АНЁРЕН. Надо же, как пикантно, король – истребитель бардов говорит последнему, оставшемуся в живых, не что-нибудь, но «здравствуй»! Привет, король. А вот и Туга.
Входит Туга.
ХРИСТИАН. Туга! Доченька!
ТУГА. Папа! Прости, папа, Анёрен мне господин и без его приказа я не могу ни говорить, ни поступать, ни действовать.
АНЁРЕН. Обнимись и поцелуйся – отец же! Вот так. Хорошо – семья.
МИСТАГОГ. Ваше Величество, вы отказались бы назвать сыном великого Анёрена?
АНЁРЕН. Он ещё и сват! Да король мне в правнуки годится! Бретону быть зятем христианина! Я сейчас кому-то точно башню разможжу.
ХРИСТИАН. Успокойся, Бешеный, никто никого насильно не женит. Правда, Туга?
ТУГА. А как иначе управиться с этим мужиком?
ХРИСТИАН. Анёрен, мне трудно говорить. Попробую. Выслушай. Я успел многое передумать, лежа в отваре тирлича. Сам я, лично, не могу остановить войну, а надо бы! Голод, разруха в родном крае. Пора, пора заняться созиданием, друг мой. Я уступил бы трон противнику, когда бы то не была Брита, она же Оррер и Углан – палач и шут. Ни тому, ни другому не можно быть на троне. И сын её, Фантош… единожды ударивший в спину, никогда уже не сможет быть благородным ратником, и навсегда останется подлым убийцей. Не потому, что так устроен Фантош, а потому, что так устроена человеческая природа: познав, что цели можно добиться, не рискуя собственной жизнью, он так и станет решать свои личные проблемы, не в честном поединке, но исподтишка, в спину.

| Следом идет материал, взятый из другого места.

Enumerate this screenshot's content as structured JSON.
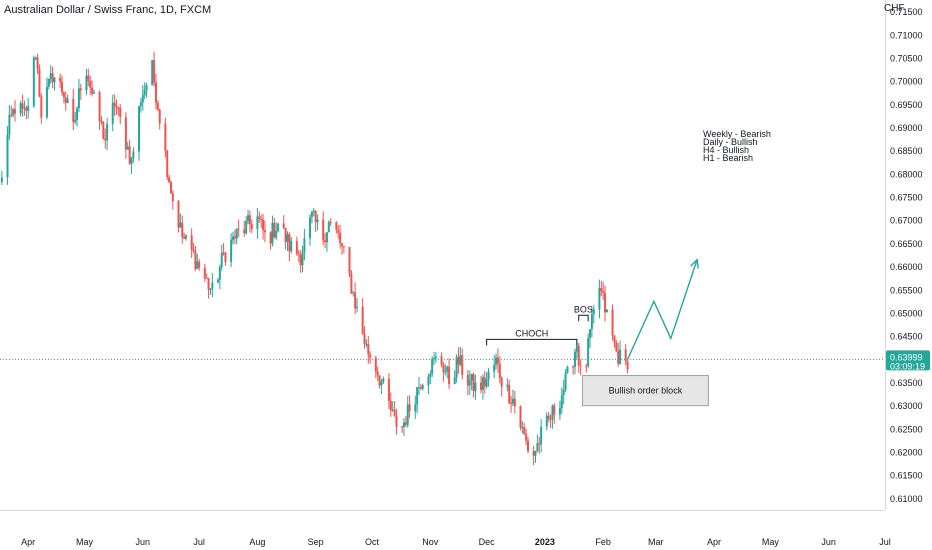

МИСТАГОГ. Король прекрасно знаком с твоим творчеством, Анёрен, узнаёшь, как много мыслей почерпнуто им из твоих последних песен?
АНЁРЕН. Знаю, Христиан, идеальный выход для всех: мне жениться на Туга и если бы не возраст, я сам того хотел бы.
ТУГА. Анёрен, господин мой! Так, только так, никак иначе!
АНЁРЕН. Постой, дай договорить, королевна! Что делать мне с моим бретонством? Как я, бард, могу отступиться от своих братьев по крови, ведь я один из тех, кто много лет назад начал эту войну, я! И даже сам поднял оружие, нарушив все мыслимые и немыслимые законы. Меня сочтут не мудрецом, король, нет-нет, предателем! Прирученной собачкой, жрущей из рук собачника, и дерущегося за добавку со свиньями и прочим домашним скотом. Конечно, принять твою сторону, Христиан, и более того – кельту поступить на службу христианскому королю, хоть принцем, будь проклят мой возраст, хоть приживалом – это решение проблемы в Отечестве, потому как я – это песни Бретонии моей, а песни – суть нации. И народ смирится. Так и должно быть народу: смиренным, богобоязненным, заботливым о благе и добре. Дабы строить, а не крушить.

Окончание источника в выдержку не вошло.